SXSW 2015: Indistinguishable from Magic
It's impossible to accurately paint a cohesive picture of the sprawling innovation incubator that is SXSWInteractive, so I won't. And it is easy to be skeptical about techno-geeks pitching breakthroughs on every corner and passionate hipsters selling the gospel of creativity through commerce, so I won't. Despite some pings on my inner radar, I was sucked into the magic of SXSWInteractive and departed with a sense that you can indeed peek into the future.
Not that William Gibson's well-known quote needs any bolstering, but SXSWInteractive perfectly demonstrates his memorable insight: "The future is already here, it is just not evenly distributed."
Many leading-edge companies have been successfully launched at SXSWInteractive including Twitter and FourSquare. This year the breakout star could be FireChat, a messaging app that bypasses cellular and WiFi in packed, close-proximity locations, Or it could come from the guy I met at a roof-top reception who has a company that will send robots to asteroids where they are capable of remotely mining metals and manufacturing satellite parts in space. You never know.
The Ghost Economy
The reason I was at SXSWInteractive was to moderate a session called the Ghost Economy, which was part of the branding and marketing track offered at the Hyatt Regency across Congress Bridge from the convention center. The session was inspired by Kevin Sterneckert, CMO of OrderDynamics, and executed by a creative team led by Sarah Engel of OrderDynamics and Sara Lassiter of the Ketner Group.
The session was built around the theme that you think you are in control of your business, but there are things you can't see going on and they can be scary. There are hidden secrets of revenue loss and inefficiency taking place throughout your organization, and if you can only bring them to light you can recapture lost profits.
The star retailer on our panel was Cindy Lincks, vice president of Brooks Bros., who broke out key points about the ghosts that reside in inventory distortion, marketing misfires, omnichannel confusion and stale data.
In the true spirit of SXSW, our team developed an out-of-the-box approach that included a custom video to kick off the session, an artist who created a live graphic sketch of themes, and a sophisticated social media campaign that included custom landing pages with relevant content. Also, a video crew shot the entire session for future streaming.
The session was aimed at high-level executives at medium-size to large retail companies and we discovered this group has been slow to discover SXSWInteractive. Only about a third of the audience that attended the session were retailers. The rest were either vendors or marketers. But the session was well received and, importantly, it will have an extended life when the video and graphic drawing are posted.

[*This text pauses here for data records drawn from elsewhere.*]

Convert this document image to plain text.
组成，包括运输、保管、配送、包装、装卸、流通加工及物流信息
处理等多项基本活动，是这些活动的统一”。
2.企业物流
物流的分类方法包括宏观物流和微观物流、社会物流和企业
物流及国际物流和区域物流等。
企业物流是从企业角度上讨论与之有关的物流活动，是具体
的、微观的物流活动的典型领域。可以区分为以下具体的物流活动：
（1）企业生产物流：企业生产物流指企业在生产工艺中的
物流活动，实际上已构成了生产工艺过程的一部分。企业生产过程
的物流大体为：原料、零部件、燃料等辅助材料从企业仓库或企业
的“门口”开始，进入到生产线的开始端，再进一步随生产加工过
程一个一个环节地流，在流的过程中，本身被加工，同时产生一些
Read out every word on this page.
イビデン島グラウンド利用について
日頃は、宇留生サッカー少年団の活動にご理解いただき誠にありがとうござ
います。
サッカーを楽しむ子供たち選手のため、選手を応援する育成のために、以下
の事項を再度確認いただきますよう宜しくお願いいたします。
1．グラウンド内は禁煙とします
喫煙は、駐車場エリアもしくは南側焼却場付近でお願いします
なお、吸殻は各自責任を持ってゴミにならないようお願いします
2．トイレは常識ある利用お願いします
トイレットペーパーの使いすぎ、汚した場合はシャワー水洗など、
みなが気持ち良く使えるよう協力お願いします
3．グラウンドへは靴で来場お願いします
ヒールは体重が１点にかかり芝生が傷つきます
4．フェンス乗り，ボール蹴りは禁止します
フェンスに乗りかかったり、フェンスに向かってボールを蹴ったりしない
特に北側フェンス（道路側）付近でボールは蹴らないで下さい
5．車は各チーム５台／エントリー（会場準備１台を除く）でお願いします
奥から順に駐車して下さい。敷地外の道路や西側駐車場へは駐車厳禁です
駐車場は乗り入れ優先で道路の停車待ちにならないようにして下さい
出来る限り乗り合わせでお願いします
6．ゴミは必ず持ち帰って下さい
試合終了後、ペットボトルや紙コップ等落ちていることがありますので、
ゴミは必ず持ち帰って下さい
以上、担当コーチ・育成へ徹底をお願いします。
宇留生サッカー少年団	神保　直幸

I was aware that Will Ferrell and Jimmy Kimmel and Jessica Alba and Sally Field and other celebrities were somewhere in the sprawl of scattered SXSW locations in downtown Austin during the weekend I was there. And I knew there were digital superstars there like Gary Vaynerchuk and Buzz Stone and Malcolm Gladwell speaking in sessions that required standing in football-field length lines to get into. I went to some of these sessions and enjoyed them.
But after spending hours poring over print and digital agendas and balancing priorities of schedule conflicts and remote locations, I decided to spend my time attending sessions that might make a difference in my professional life. These included attending sessions on social media, personalization, native advertising, data-driven storytelling and visual-driven story telling among others. There was a lot to choose from.
Ironies and silliness at SXSWInteractive could fill a book, such as "Game of Throne" pedicabs and a full-size Bates Motel next to the convention center, but the highlights more than make up for the oddities, which are a big part of the event and maybe even a necessary one.
Fundamentally, SXSW is as much an emotional experience as it is a high tech one. Disconnects are as frequent as enthusiasm is high. The ironies are as powerful as the passion. SXSW is alive instead of programmed, and you feel ideas as much as think about them.
There is a genuine sense of discovery, inspiration and awe at SXSW, despite it being a hot mess of conflicting themes, brilliant innovation and over exuberance, or maybe it is because of them.
Thinking about it later, I came away from the experience with another quote about the future stuck in my head. It is from Arthur C. Clarke: "Any sufficiently advanced technology is indistinguishable from magic."
I always thought the quote was a bit of an exaggeration, although a memorable and poetic one. But after experiencing SXSW I am not so sure.